Among them is a woman whose 4-year-old daughter was taken away by an IS fighter besotted with her blonde hair and blue eyes, who told her he would “marry” her when she was 9. The mother escaped, but the daughter, now 6, remains in the clutches of the extremists. The woman cries every time she sees a blonde-haired and blue-eyed girl on the street, Kizilhan says.
Another was taken by IS at age 16 with her family and watched as her father and two brothers were killed. She was sold as a sex slave to a fighter from Tunisia, and then re-sold another dozen times or so over the next year. Finally escaping, she walked barefoot and without food east across Syria to the Iraqi border.

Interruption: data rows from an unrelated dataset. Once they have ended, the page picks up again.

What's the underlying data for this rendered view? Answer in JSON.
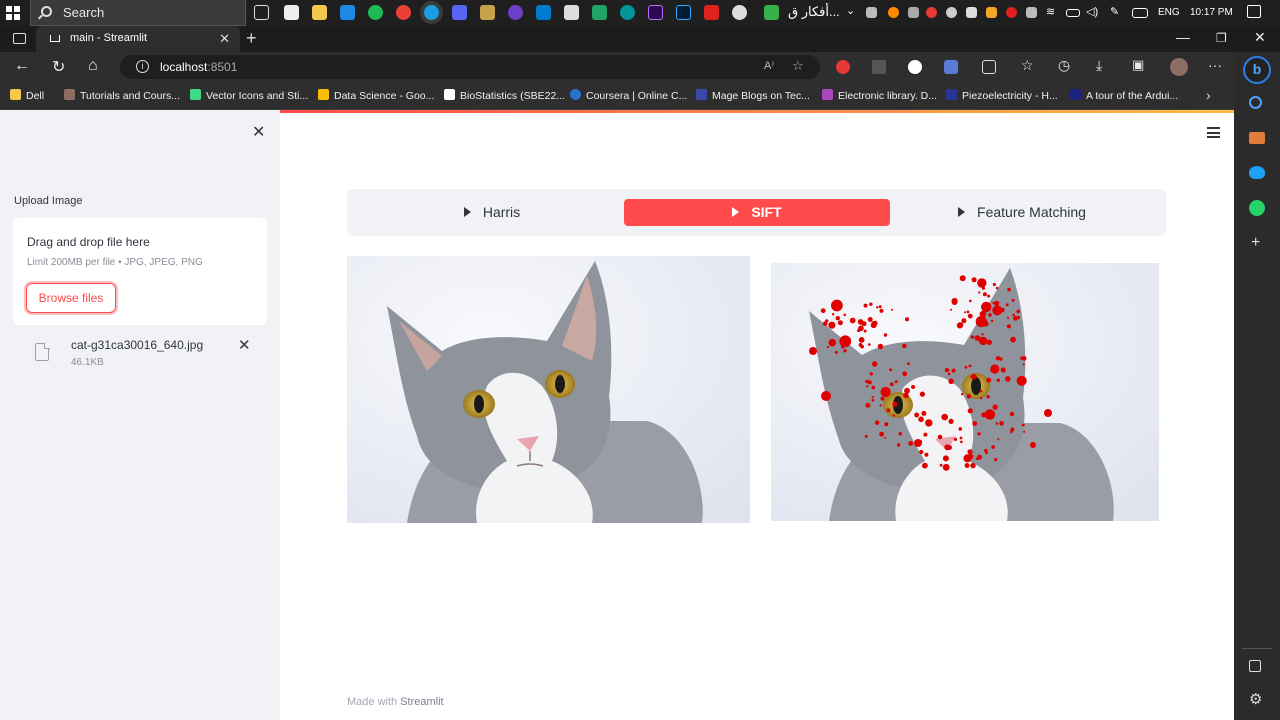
{
  "taskbar": {
    "search_placeholder": "Search",
    "arabic_label": "أفكار ق...",
    "language": "ENG",
    "time": "10:17 PM"
  },
  "browser": {
    "tab_title": "main - Streamlit",
    "url_host": "localhost",
    "url_port": ":8501",
    "bookmarks": [
      "Dell",
      "Tutorials and Cours...",
      "Vector Icons and Sti...",
      "Data Science - Goo...",
      "BioStatistics (SBE22...",
      "Coursera | Online C...",
      "Mage Blogs on Tec...",
      "Electronic library. D...",
      "Piezoelectricity - H...",
      "A tour of the Ardui..."
    ]
  },
  "sidebar": {
    "upload_label": "Upload Image",
    "dropzone_title": "Drag and drop file here",
    "dropzone_limit": "Limit 200MB per file • JPG, JPEG, PNG",
    "browse_label": "Browse files",
    "file_name": "cat-g31ca30016_640.jpg",
    "file_size": "46.1KB"
  },
  "main": {
    "tabs": [
      {
        "label": "Harris",
        "active": false
      },
      {
        "label": "SIFT",
        "active": true
      },
      {
        "label": "Feature Matching",
        "active": false
      }
    ],
    "footer_prefix": "Made with ",
    "footer_brand": "Streamlit"
  },
  "colors": {
    "accent": "#ff4b4b",
    "sidebar_bg": "#f0f2f6",
    "keypoint": "#e00000"
  }
}
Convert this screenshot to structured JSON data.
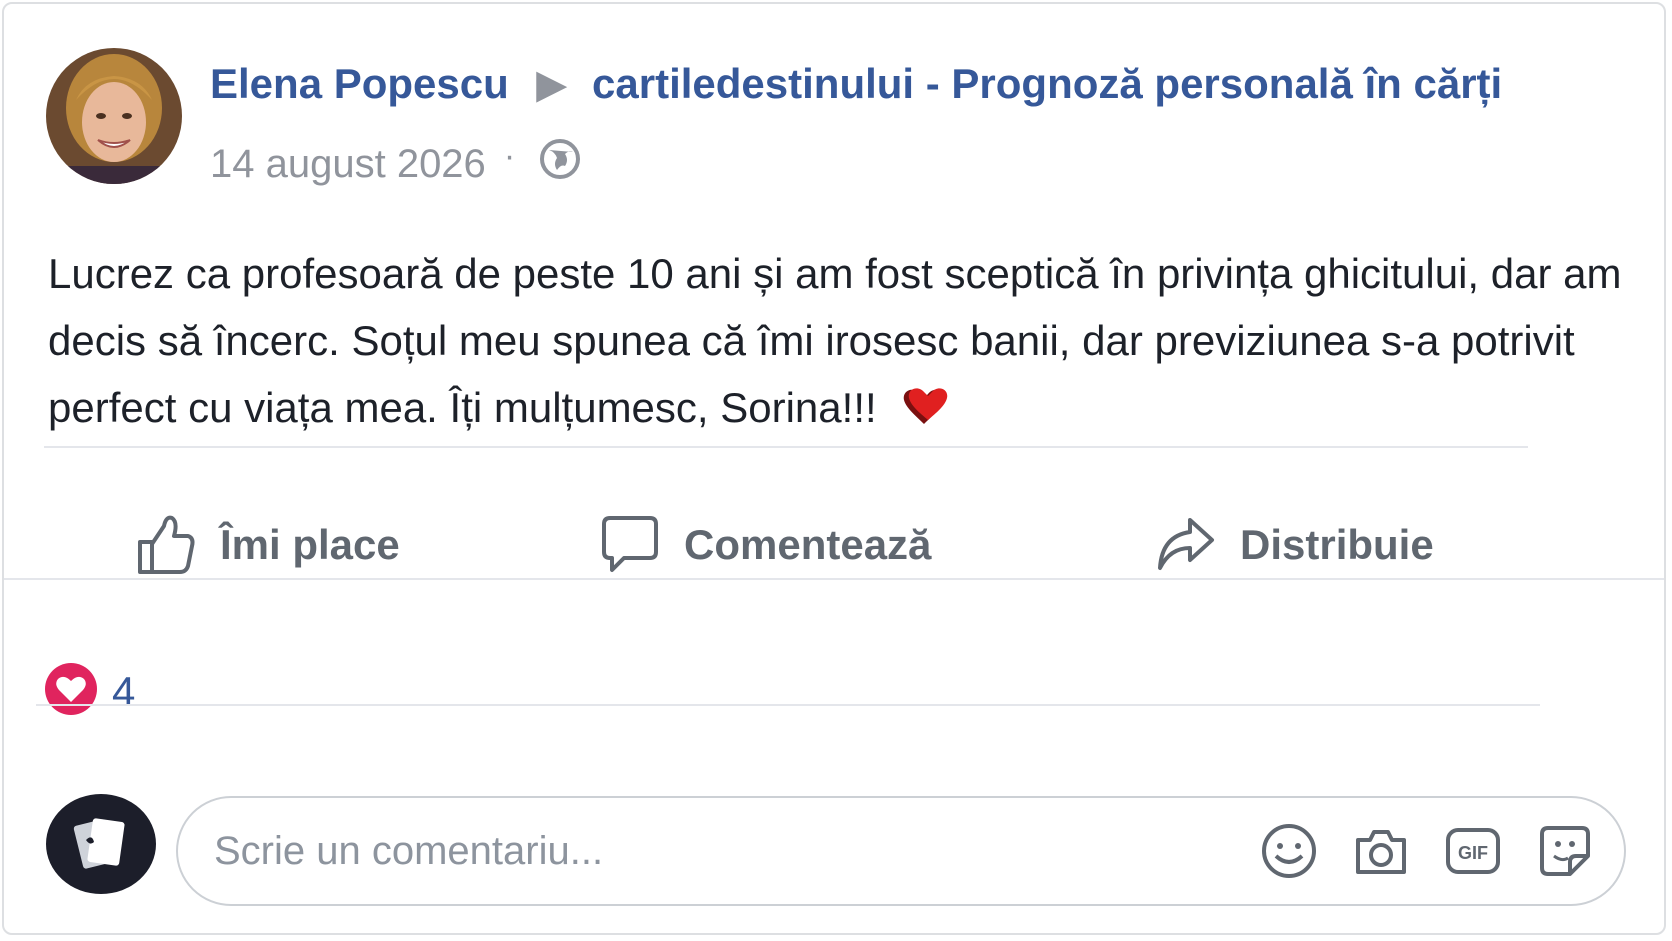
{
  "post": {
    "author": "Elena Popescu",
    "separator": "▶",
    "page": "cartiledestinului - Prognoză personală în cărți",
    "date": "14 august 2026",
    "dot": "·",
    "text": "Lucrez ca profesoară de peste 10 ani și am fost sceptică în privința ghicitului, dar am decis să încerc. Soțul meu spunea că îmi irosesc banii, dar previziunea s-a potrivit perfect cu viața mea. Îți mulțumesc, Sorina!!!"
  },
  "actions": {
    "like": "Îmi place",
    "comment": "Comentează",
    "share": "Distribuie"
  },
  "reactions": {
    "count": "4"
  },
  "comment": {
    "placeholder": "Scrie un comentariu..."
  },
  "colors": {
    "link": "#365899",
    "muted": "#90949c",
    "heart": "#e0245e"
  },
  "icons": [
    "globe-icon",
    "thumbs-up-icon",
    "comment-bubble-icon",
    "share-arrow-icon",
    "heart-reaction-icon",
    "emoji-icon",
    "camera-icon",
    "gif-icon",
    "sticker-icon"
  ]
}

“In the view of the Islamic State ideology, these people are not human beings,” Kizilhan says. “We experienced that also in the Nazi regime in Germany, they did the same with the Jews.”
All of the women and girls have permission to remain in Germany for two years. Kizilhan notes that after what they have gone through, they could probably get asylum permanently if they want.

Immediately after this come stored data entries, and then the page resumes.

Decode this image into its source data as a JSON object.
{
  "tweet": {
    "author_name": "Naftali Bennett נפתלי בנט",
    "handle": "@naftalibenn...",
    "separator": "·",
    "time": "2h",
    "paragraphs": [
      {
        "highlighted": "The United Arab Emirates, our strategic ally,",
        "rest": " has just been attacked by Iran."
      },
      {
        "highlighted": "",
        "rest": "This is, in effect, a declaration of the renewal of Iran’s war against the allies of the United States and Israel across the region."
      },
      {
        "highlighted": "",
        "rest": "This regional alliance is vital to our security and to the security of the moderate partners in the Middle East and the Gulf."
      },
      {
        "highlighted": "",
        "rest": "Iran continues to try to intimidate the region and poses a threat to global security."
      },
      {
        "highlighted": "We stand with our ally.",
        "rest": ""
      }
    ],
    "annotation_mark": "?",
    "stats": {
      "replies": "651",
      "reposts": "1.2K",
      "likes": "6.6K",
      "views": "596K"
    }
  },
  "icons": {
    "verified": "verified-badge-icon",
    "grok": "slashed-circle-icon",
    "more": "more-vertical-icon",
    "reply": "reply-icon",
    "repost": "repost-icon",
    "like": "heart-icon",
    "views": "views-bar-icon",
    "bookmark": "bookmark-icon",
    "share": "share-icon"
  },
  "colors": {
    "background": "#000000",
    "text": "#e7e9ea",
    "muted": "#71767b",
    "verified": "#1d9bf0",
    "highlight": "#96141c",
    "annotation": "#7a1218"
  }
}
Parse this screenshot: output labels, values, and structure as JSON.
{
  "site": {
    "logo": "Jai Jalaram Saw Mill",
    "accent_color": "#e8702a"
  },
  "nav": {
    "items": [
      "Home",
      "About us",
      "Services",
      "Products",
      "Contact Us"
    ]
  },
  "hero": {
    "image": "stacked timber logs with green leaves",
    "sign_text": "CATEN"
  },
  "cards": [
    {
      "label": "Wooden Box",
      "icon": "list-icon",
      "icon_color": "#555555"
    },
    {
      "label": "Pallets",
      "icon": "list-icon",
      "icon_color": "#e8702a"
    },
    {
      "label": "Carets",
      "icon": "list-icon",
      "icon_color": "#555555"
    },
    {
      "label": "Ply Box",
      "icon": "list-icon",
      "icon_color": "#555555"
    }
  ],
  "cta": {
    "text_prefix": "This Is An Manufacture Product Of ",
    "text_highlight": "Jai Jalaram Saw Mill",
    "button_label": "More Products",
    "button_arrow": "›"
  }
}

For Yasmin, there’s no reason to go back.
Yasmin was 16 when she and her sister were separated from their family as they fled into the mountains, and spent seven days in IS captivity. Men were killed, and women and children taken, she says. After they escaped, she was still terrified and always crying.
She falters when trying to describe what led her to set fire to herself, talking vaguely rather than reliving the memory.

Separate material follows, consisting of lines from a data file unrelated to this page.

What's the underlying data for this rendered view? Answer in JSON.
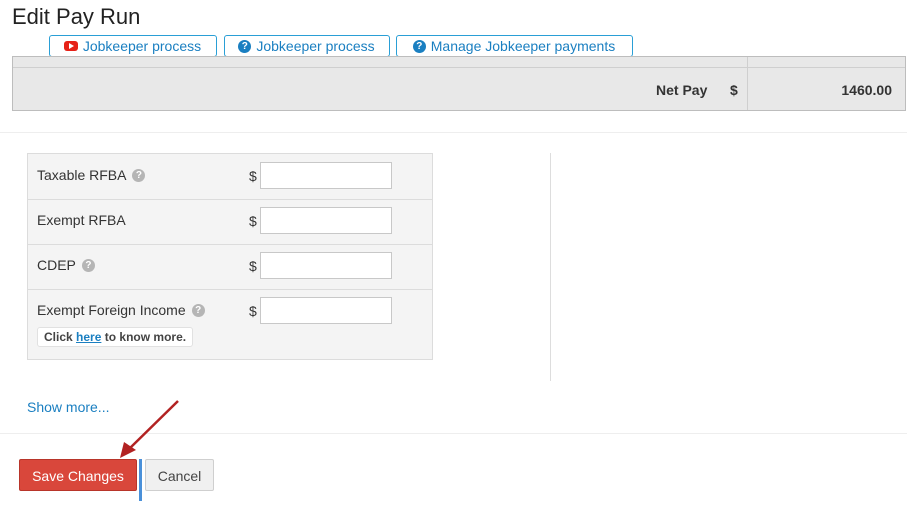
{
  "page": {
    "title": "Edit Pay Run"
  },
  "toolbar": {
    "buttons": [
      {
        "label": "Jobkeeper process",
        "icon": "youtube-icon"
      },
      {
        "label": "Jobkeeper process",
        "icon": "help-circle-icon"
      },
      {
        "label": "Manage Jobkeeper payments",
        "icon": "help-circle-icon"
      }
    ]
  },
  "summary": {
    "net_pay_label": "Net Pay",
    "currency": "$",
    "net_pay_value": "1460.00"
  },
  "rfba": {
    "rows": [
      {
        "label": "Taxable RFBA",
        "has_help": true,
        "currency": "$",
        "value": ""
      },
      {
        "label": "Exempt RFBA",
        "has_help": false,
        "currency": "$",
        "value": ""
      },
      {
        "label": "CDEP",
        "has_help": true,
        "currency": "$",
        "value": ""
      },
      {
        "label": "Exempt Foreign Income",
        "has_help": true,
        "currency": "$",
        "value": ""
      }
    ],
    "note": {
      "prefix": "Click",
      "link": "here",
      "suffix": "to know more."
    }
  },
  "show_more": "Show more...",
  "actions": {
    "save_label": "Save Changes",
    "cancel_label": "Cancel"
  },
  "colors": {
    "accent": "#1a7fc1",
    "save": "#d9473b",
    "arrow": "#b22222"
  }
}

“Their voice was in my ears,” she says. “I could hear their voice, I was so scared.”
Then she heard what she thought was a shell exploding nearby.
“I couldn’t take it anymore,” she says. “And this is what happened to me.”
Today she shares a modest single-family home with her parents, sister and two brothers. Her sister, a year older, won’t talk about what happened to her, and nor will most of the other women in the program. But for Yasmin, the desire for people to know outweighs her hesitance to dredge up horrific memories.
“It is very important to tell our stories because the world should know what happened to us, so that it doesn’t happen again,” she says.
Yasmin wears loose-fitting clothing to protect her sensitive skin, and a machine at her bedside helps her breathe because of her damaged nose and airways. She hopes to eventually go to school, improve her German, learn English, and get a job involving computers. Yet she still fears the Islamic State, especially after two recent attacks in Germany claimed by the group.
She has somewhere between five and 15 surgeries ahead of her, Kizilhan says. She dreams of going out in public again without turning heads, without children looking at her and crying.
“I want to be through the surgeries and be healthy again,” she says. “My family is here and I want to start a new life.”